Would it be possible to optimize for Ryzen?

So I just recently updated my PC to a Ryzen 1700 CPU. When I rendered out a video I got about 50% use on all cores. That kinda seems like maybe there's a GPU bottleneck in my rendering (GTX 980) but I'm not sure. The video in question was 720P 60FPS, was 14 minutes long, and took around 12 minutes to render. Not bad but not blowing me away either.

Basically I would like to know if there's any plans to patch HF4E and HF2017 to optimize rendering for Ryzen? 

Comments

  • It's normal to see lower CPU and/or GPU utilization % numbers in Hitfilm. It is just the way things are in Hitfilm. It's resource utilization can be a bit low. It is very specific to the exact circumstances of what you are doing.

    Also, remember that on a hyperthread CPU 50% utilization is really very close to a real time, real world, 100%. Hyperthreading typically adds about 10% real time performance above the basic full core performance.

  • @NormanPCN I know HF doesn't use the entire CPU, but the main reason I upgraded was for speedier render times. It's definitely faster than my old fx8350, but I wanted to make sure HF was getting the most out of this new architecture.

    I guess my real question should be does that render time seem right? Seems slow to me considering how this is an 8 core processor at 3.8GHz. I will need to test it in 1080p60fps to see how it handles that.

  • edited April 2017

    Render times are extremely variable depending on exactly what you are sending the encoder. I am assuming you are encoding to MP4/H.264/AVC.

    The AVC encoder operation should be (I hope) asynchronous to Hitfilm rendering the video stream. The AVC encoder should make reasonable use of 8-core verses 4-core. However, if Hitfilm is slow at feeding the AVC encoder frames then it just does not have much work to do. Therefore it will finish what it can do and then block waiting for another frame from Hitfilm.

  • does ram I have 8 gigs have a lot to do with ware performance in windows 7?

     

  • edited April 2017

    "does ram I have 8 gigs have a lot to do with ware performance in windows 7?"

    RAM use is variable depending on what you are doing in Hitfilm. Here is a simple check you can do.

    Open your project in Hitfilm.

    Open the operating system task manager.

    Look at the available/free memory reported by task manager. If there is a reasonable amount memory available, say 10-20%, then Hitfilm should be using the ram it wants to use and there is still memory free in the system.  The free ram never really gets to zero. When memory gets tight the system frees up other resources to make free ram.

    You can also look at this during an Export. The memory consumed will  be higher during this operation.

    Another item you can look at is the memory allocated to Hitfilm in the processes tab of task manager. If your media files are Quicktime MOV files, then you also have to look at the Quicktime media server Hitfilm sets up (FxQtmediaServer). It will be using some RAM on behest of Hitfilm "proper".
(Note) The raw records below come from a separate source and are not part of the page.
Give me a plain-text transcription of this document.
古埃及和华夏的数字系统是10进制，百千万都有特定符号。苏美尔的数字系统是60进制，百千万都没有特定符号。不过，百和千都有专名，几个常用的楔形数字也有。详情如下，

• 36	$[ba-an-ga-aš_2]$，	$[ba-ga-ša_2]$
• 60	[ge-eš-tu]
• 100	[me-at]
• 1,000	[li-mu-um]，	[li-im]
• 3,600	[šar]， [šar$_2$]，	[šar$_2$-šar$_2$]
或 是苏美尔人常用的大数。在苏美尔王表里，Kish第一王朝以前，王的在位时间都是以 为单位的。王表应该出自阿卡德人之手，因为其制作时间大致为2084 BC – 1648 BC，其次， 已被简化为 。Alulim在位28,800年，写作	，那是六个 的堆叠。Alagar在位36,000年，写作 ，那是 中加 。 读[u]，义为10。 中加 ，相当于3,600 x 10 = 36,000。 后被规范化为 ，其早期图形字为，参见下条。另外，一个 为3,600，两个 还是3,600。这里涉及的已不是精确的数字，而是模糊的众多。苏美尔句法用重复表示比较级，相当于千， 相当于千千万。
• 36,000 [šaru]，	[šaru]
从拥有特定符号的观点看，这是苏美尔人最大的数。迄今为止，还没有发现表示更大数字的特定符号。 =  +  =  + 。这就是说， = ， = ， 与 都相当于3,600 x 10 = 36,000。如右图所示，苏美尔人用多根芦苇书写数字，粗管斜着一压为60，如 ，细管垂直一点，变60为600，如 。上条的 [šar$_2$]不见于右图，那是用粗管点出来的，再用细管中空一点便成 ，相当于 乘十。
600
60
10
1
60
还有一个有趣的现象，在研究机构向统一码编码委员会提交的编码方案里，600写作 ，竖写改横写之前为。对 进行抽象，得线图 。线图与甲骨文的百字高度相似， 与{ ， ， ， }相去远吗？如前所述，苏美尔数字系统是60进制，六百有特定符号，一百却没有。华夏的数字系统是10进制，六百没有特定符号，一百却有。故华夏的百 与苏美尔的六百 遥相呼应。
    You will probably see Hitfilm using less than 1GB, or 2, or ram for most things until you use the ram preview feature. The amount of ram available to that is controlled by you in the application options. RAM preview is not used during export.

    Bottom line is that for many/most things, 8GB is probably good. Even with a 4GB ram preview buffer being used. If you want the most ram available for Hitfilm, just don't run other apps at the same time as Hitfilm. 

     

  • Can someone explain in the simplest way possible why games (and other applications) are able to reach 90-100% on the CPU where as HitFilm generally can't, except on a weaker CPU like my own (judging by the posts in the past)?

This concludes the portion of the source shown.